2010年9月16日木曜日

佇む

花屋に行くと、たいてい、短く切りますか、と尋ねられる。持ちやすいようにと考えてのことなのだろうが、私はそれが、とてもとてももったいないと思ってしまう。
この日も、Mちゃんと花屋に寄った。そこで、やっぱり、どのくらいまで切りますか、と尋ねられ、いえ、切らなくていいです!と、二人揃って応えていた。
家に持ち帰り、家中のバケツを集めて、そこにどんどん買ってきた花を挿していく。向日葵、トルコキキョウ、ガーベラ、その他諸々。

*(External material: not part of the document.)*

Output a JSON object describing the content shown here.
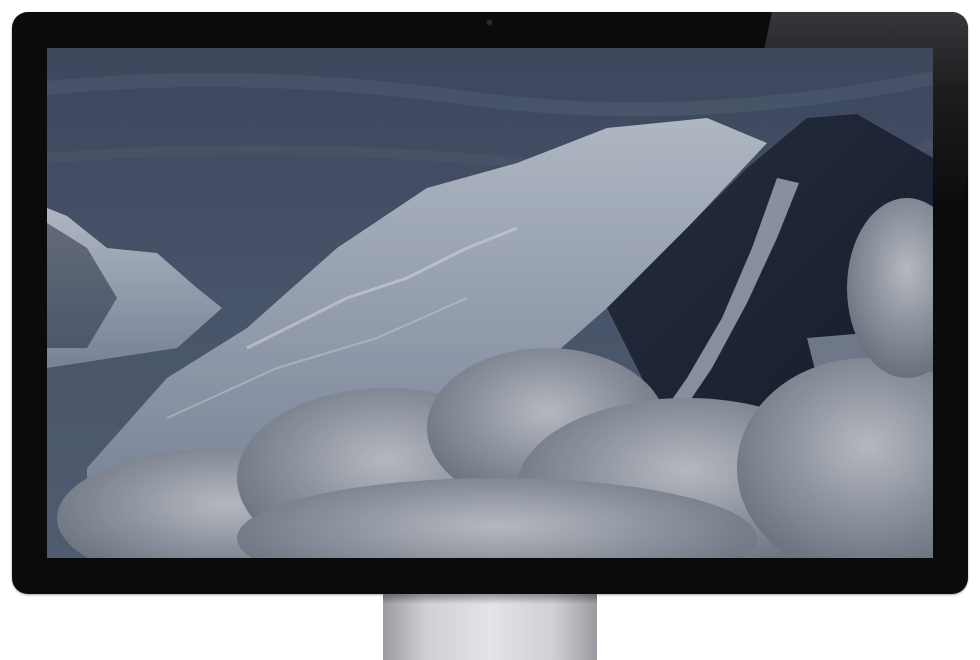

花瓶では絶対見られない、豪勢な花たちの立ち姿が眺められる。
もう太陽はちょうど真上を過ぎた頃で。これから西に傾き始める頃。私たちはしばしぼんやり休む。

もともとうちに今あるテーブルは、結婚するときに買ったものだ。たくさんの人が集えるように、と大きな大きなテーブルを買った。離婚して、棄ててしまおうかと一瞬考えたが、あまりに立派なテーブル、そのまま棄てるには惜しくて。部屋が狭くなることを承知で、持ち出した。今、そのテーブルに付属のベンチに、Mちゃんはぺたんと座って窓の外を眺めている。

狭い部屋の中、二人が吸う煙草の煙がゆらゆらと開け放した窓の外に流れてゆく。その煙の行く先を辿るように、窓の外を見やる。傾き始めた太陽が、黄色い光を放っていた。
Mちゃんが何となく、向日葵に手を伸ばす。ねぇ向日葵ってさ、こんなに小さかったっけ。いや、大きいよ、子供の頃育てた向日葵は、こーんなに大きい花を咲かせて、これでもかってほどの種をつけた。そうだよね、こういう小さな向日葵って、何だか可哀相に見えるよ、私。あぁ、そうかもしれない。

ふと見ると、Mちゃんは向日葵と同化して、ひとつの置物のようにそこに佇んでいた。私はそれを邪魔しないようにそっと、シャッターを切った。